I had lunch the other day with a someone who has been a friend since college.
Like me, Scott was a journalism major, and we worked together at the Daily Kent Stater newspaper.
My favorite memory of that time was when he introduced me to James Michener, the famous author of “Tales of the South Pacific,” “Sayonara,” “Hawaii,” and other notable works.
This was after the tragic shooting of 13 Kent State students by the Ohio National Guard. For those of you too young to remember, the Guard was on campus after some students rioted while protesting the bombing of Cambodia during the Viet Nam war. Four students were killed, and nine others wounded.
In the months after, Michener came to Kent to write a book about the tragedy. Scott had gotten a summer job helping Michener do research. When I arrived back on campus to start our senior year, Scott said I had to meet Michener. Given that I always wanted to be a novelist, I jumped at the chance.
We drove over to the Michener’s hotel and knocked on the hotel door. And waited. And waited. And waited. Michener was in the room, but not answering.
Finally, we saw the curtains move a bit. After a long moment, the door cracked open and an eye peered out. Finally, Michener, bandy-legged in his underwear, ushered us in.
“Sorry,” he said to me. “I thought you were the water guy from back home her to collect.”
At the time I was too starstruck to ask, “Water guy? Like, the guy who checks how much water you use? Uh, so, you haven’t paid your water bill and the guy tracked you down in Kent Ohio? Aaaannnddd what, James Michener can’t pay his water bill?”
Instead, I just stood there with my mouth open and said, “I really liked ‘Sayonara.'”
Anyway, Scott and I both wound up working for newspapers in Florida, him in Tampa, me in Miami. After a while, I left and bounced from one paper to another. As Scott put it the other day, “You disappeared for 17 years.”

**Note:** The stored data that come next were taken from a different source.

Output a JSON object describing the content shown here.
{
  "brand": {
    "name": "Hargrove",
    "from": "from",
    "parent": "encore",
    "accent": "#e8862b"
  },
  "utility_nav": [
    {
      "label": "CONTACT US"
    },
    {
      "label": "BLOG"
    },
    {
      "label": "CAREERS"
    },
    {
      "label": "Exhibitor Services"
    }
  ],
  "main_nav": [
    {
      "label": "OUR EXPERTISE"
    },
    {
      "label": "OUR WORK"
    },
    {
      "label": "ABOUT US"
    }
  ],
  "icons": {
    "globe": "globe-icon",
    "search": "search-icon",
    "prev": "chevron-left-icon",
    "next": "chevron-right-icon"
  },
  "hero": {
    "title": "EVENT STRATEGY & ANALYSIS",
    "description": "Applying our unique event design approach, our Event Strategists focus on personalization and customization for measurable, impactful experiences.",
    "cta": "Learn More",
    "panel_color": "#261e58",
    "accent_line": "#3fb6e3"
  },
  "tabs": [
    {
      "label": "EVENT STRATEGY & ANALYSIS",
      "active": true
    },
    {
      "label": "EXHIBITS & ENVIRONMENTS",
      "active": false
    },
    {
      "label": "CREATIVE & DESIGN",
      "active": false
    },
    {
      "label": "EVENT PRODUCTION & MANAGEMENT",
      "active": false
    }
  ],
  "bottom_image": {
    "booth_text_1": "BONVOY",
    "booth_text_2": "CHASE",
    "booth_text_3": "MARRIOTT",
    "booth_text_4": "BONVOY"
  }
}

However, we reconnected after I moved back to Ohio a few years back and have made it a point to have lunch every couple of months. The other day, we met for what’s going to be the final time for a long while. I’m moving to South Carolina soon and he to the Nashville area in the next year or so.
When he arrived at the restaurant he carried a bag with 5 copies of my new novel, “My Grave Is Deep.” He wanted me to sign all 5 so that he can gift them to various family and friends.
I did so willingly, but with a dash of unease. Whenever anyone asks me to autograph a book, a thought rushes through my head, “They really want me to sign?” As if I’m not important enough.
It’s that kind of thinking that keeps me from promoting my books the way I should. I keep wondering, “Me? Really?”
As I was signing Scott’s books, the waitress came by and wondered what I was doing. “Signing his book. He’s the author.”
“Wow,” said the waitress. “I’ve never met a real live author.”
To which I said, “There’s some question that I’m really alive.”
Again, “Me? Really?”
Still, it always warms my heart when someone likes the book enough to ask for it to be autographed.
I promise not to ask if you’re the water guy.